INSAT 1A
- Mission type: Communications
- Operator: INSAT
- COSPAR ID: 1982-031A
- SATCAT no.: 131300
- Mission duration: 7 years planned 5 months achieved

Spacecraft properties
- Spacecraft type: INSAT-1
- Manufacturer: Ford Aerospace
- Launch mass: 1,152 kilograms (2,540 lb)

Start of mission
- Launch date: 10 April 1982, 06:47 UTC
- Rocket: Delta 3910/PAM-D
- Launch site: Cape Canaveral LC-17A
- Contractor: NASA

End of mission
- Disposal: Abandoned
- Deactivated: 6 September 1982

Orbital parameters
- Reference system: Geocentric
- Regime: Geostationary
- Longitude: 74° east
- Semi-major axis: 42,158.98 kilometres (26,196.38 mi)
- Eccentricity: 0.0012778
- Perigee altitude: 35,734 kilometres (22,204 mi)
- Apogee altitude: 35,841 kilometres (22,271 mi)
- Inclination: 14.59 degrees
- Period: 23.93 hours
- Epoch: 10 November 2013, 12:38:56 UTC

= INSAT-1A =

Indian geostationary communications satellite

INSAT-1A was an Indian communications satellite which formed part of the Indian National Satellite System. Launched in 1982, it was operated in geostationary orbit at a longitude of 74° east. Following a series of failures, the satellite was abandoned in September 1982, less than six months into a seven-year mission.

Built by Ford Aerospace and operated by the Indian National Satellite System, INSAT-1A was based upon a custom satellite bus developed for the INSAT-1 series. It had a mass at launch of 1152 kg, and was expected to operate for 7 years. The spacecraft carried 12 C and 3 S band transponders, powered by a single solar array.

NASA was contracted to launch INSAT-1A using a Delta 3910 rocket with a PAM-D upper stage. The launch occurred at 06:47 UTC on 10 April 1982, from Launch Complex 17A at Cape Canaveral Air Force Station. The satellite was successfully inserted into geosynchronous transfer orbit, from which it raised itself into geostationary orbit. It received the International Designator 1982-031A and Satellite Catalog Number 13129.

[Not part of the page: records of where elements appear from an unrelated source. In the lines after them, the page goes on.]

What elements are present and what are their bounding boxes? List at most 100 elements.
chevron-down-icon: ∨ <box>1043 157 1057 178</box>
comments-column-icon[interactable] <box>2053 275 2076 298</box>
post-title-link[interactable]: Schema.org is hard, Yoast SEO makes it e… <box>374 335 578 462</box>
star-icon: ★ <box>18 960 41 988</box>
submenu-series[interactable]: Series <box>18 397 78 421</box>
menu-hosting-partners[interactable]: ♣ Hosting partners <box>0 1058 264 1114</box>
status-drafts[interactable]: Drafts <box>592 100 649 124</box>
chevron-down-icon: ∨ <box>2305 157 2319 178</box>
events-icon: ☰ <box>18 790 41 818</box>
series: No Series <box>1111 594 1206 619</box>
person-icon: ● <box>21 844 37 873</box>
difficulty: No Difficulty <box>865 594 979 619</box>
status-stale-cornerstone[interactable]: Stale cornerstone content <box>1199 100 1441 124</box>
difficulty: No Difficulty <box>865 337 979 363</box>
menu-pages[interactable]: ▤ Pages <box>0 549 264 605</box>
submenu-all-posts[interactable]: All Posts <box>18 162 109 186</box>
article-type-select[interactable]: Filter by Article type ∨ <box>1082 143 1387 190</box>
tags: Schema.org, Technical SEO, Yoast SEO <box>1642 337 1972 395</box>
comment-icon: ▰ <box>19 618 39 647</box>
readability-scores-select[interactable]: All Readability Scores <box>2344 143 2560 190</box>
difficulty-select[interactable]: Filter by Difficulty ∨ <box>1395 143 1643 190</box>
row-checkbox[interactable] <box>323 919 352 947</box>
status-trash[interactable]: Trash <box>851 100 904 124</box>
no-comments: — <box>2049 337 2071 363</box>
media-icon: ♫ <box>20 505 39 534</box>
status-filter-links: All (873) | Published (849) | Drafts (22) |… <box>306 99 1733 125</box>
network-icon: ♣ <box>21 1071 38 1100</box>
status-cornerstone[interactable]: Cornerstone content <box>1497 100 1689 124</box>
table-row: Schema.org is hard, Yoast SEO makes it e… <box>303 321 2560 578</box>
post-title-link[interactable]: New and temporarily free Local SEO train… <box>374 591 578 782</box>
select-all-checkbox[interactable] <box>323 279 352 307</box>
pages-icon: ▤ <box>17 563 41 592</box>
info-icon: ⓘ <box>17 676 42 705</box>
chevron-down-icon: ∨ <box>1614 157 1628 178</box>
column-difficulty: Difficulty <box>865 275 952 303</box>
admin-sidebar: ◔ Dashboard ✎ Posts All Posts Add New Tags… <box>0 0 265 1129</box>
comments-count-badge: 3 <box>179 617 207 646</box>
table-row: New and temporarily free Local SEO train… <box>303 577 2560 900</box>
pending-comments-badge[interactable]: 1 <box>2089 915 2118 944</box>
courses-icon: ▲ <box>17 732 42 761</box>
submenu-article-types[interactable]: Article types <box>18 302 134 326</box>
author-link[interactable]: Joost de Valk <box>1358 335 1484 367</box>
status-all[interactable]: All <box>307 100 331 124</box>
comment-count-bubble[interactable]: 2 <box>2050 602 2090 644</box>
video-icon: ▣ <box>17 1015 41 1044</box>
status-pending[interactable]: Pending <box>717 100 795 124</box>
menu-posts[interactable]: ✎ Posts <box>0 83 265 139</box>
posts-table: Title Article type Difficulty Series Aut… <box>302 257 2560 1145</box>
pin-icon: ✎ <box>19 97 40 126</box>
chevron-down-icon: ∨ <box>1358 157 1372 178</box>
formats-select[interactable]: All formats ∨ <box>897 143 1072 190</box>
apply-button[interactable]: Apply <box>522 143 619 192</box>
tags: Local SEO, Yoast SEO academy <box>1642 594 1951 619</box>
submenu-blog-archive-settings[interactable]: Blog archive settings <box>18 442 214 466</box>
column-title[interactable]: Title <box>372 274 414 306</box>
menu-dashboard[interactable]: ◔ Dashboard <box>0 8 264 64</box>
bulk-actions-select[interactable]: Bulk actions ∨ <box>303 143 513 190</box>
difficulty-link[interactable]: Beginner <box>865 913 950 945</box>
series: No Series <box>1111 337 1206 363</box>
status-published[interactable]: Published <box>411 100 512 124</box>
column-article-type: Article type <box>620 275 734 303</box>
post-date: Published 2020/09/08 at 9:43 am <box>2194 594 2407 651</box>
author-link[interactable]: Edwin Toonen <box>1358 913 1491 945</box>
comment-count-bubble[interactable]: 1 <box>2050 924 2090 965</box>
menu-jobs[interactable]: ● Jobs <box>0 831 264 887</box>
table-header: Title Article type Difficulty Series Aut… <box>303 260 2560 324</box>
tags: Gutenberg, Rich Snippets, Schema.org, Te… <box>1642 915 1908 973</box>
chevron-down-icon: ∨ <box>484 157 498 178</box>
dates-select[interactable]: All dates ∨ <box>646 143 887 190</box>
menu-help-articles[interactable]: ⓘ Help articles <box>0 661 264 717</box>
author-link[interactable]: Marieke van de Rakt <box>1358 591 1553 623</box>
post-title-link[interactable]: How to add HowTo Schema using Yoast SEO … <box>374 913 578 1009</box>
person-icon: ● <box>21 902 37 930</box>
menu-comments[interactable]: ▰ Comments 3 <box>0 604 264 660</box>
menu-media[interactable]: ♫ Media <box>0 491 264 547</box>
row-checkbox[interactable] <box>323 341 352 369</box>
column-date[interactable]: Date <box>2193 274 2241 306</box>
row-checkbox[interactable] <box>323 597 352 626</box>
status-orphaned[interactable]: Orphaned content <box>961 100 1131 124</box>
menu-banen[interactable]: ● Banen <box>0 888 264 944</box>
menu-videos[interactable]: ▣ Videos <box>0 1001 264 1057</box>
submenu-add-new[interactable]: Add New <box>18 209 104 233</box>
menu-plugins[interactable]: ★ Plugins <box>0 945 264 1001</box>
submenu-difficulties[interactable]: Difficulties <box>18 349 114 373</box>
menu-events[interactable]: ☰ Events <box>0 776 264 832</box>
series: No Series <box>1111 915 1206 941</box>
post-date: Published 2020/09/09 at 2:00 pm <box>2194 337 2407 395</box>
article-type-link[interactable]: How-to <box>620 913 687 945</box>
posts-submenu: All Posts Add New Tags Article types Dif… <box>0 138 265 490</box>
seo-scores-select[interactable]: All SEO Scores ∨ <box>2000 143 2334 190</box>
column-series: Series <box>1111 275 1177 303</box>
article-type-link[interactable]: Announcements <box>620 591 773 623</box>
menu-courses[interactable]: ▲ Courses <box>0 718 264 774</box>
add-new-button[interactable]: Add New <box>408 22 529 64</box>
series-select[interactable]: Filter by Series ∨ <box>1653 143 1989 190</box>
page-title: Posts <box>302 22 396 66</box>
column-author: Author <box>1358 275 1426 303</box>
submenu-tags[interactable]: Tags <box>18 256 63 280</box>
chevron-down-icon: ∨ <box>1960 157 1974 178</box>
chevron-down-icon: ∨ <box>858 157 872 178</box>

Following launch, INSAT-1A had some initial problems deploying its antennas, solar array and stabilisation boom. The C-band antenna could not be deployed for twelve days, and the solar array failed to extend fully, preventing the spacecraft generating enough power to conduct weather observation. The satellite's S-band transponders subsequently overheated and failed. The stabilisation boom failed to deploy altogether.

Early in the satellite's mission a fault in a valve in its attitude control system was detected which caused the spacecraft to expend propellant at a greater rate than expected. On 4 September 1982 the satellite's primary Earth-tracking sensor was temporarily deactivated to protect the system while the Sun passed through its field of view. Owing to the failure of the stabilisation boom, the backup sensor was not oriented in the correct direction, instead being oriented towards the Moon, which overloaded it and shut down the sensor. The satellite exhausted its remaining propellant supply trying to regain Earth-lock, and was abandoned on 6 September. Due to the sudden nature of its failure, INSAT-1A was not removed from geosynchronous orbit. As of 10 November 2013 it is in an orbit with a perigee of 35734 km, an apogee of 35841 km, inclination of 14.59 degrees and an orbital period of 23.93 hours.